Well, my goodness it has been a while since I wrote. I realized I forgot to post last week when I had my treatment (study drug). Well, it went fine. It was my birthday so the nurses blew bubbles for me. Sweet girls they are. My CA125 is 27, which is just fine. I guess my number must be around that area and I can handle that. Still like to see that 0, but I'll take 27.
I am feeling pretty good. We had quite a lot of sickness go thru our house- that one week fever thing for Jay, then croup for Jay, then bronchitis for me and Austin along with sinus infections and fevers. Plus I found out that my hip pain is bursitus, so it is good to have an answer. That pain was running about an 8 most of the time and made me slightly cranky. But I got a shot and some meds and it is feeling better. We're all still coughing a bit, but that is just the way things are right now.

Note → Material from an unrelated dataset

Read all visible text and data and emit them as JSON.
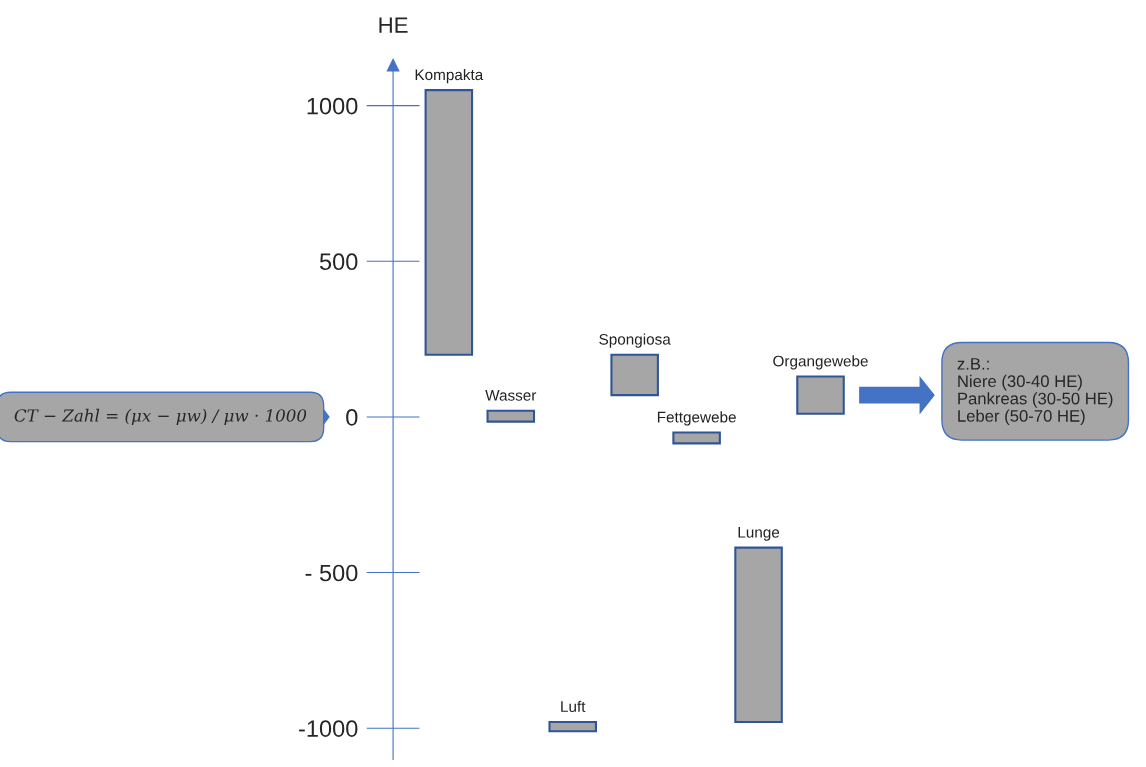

We are planning our first vacation since cancer struck us. We are heading to NC next week to see my sister, then heading to a great wolf lodge that is just opening in NC, and then we are going to Washington DC with Shelly's family. I'm so excited. Just to get away- into some sun and rejuvenate a little.
And this weekend is our ladies retreat- again with the excited. We always have so much fun and learn so much about each other. The last several years the talks have been from people in our own church which is so cozy and welcoming. What a bunch of stories we have- great testimonies, great memories. I just wish I could stay up as late as the rest of them! Oh well, maybe this year. And then Sunday is the Pistons game with the boys thru Upwards basketball. It will be nice to see all the families again. The kids get to do workshops and other activities before the game. Fun, long day that will be.
My hair is growing in quite straight. I feel so odd having straight, short hair. I don't know what to do with it, but I have to use some gel so it isn't so fuzzy and rabbit like! It is so strange not looking like myself, especially when I say hi to someone who hasn't seen me in a while. And I forget that I don't look the same. Strange phenomena. I have a lot of friends that I made this year and have only known me bald, and that is so strange too. Cancer makes the strange normal, and normal obsolete. But, that's ok and just the way it is. I suppose normal is just a state of mind anyway. (keep those comments to yourself) I think normal is overrated and perhaps doesn't even exist. Now constant change does exist. HMM.
I am thanking God for feeling good, for my friends and family, and for everyone who has been praying for me. Thank you for continuing on this journey. I am thanking God for family vacation. I am thanking God my husband has a job. I am thanking God that I got a 'normal' sickness. I am thanking God for love.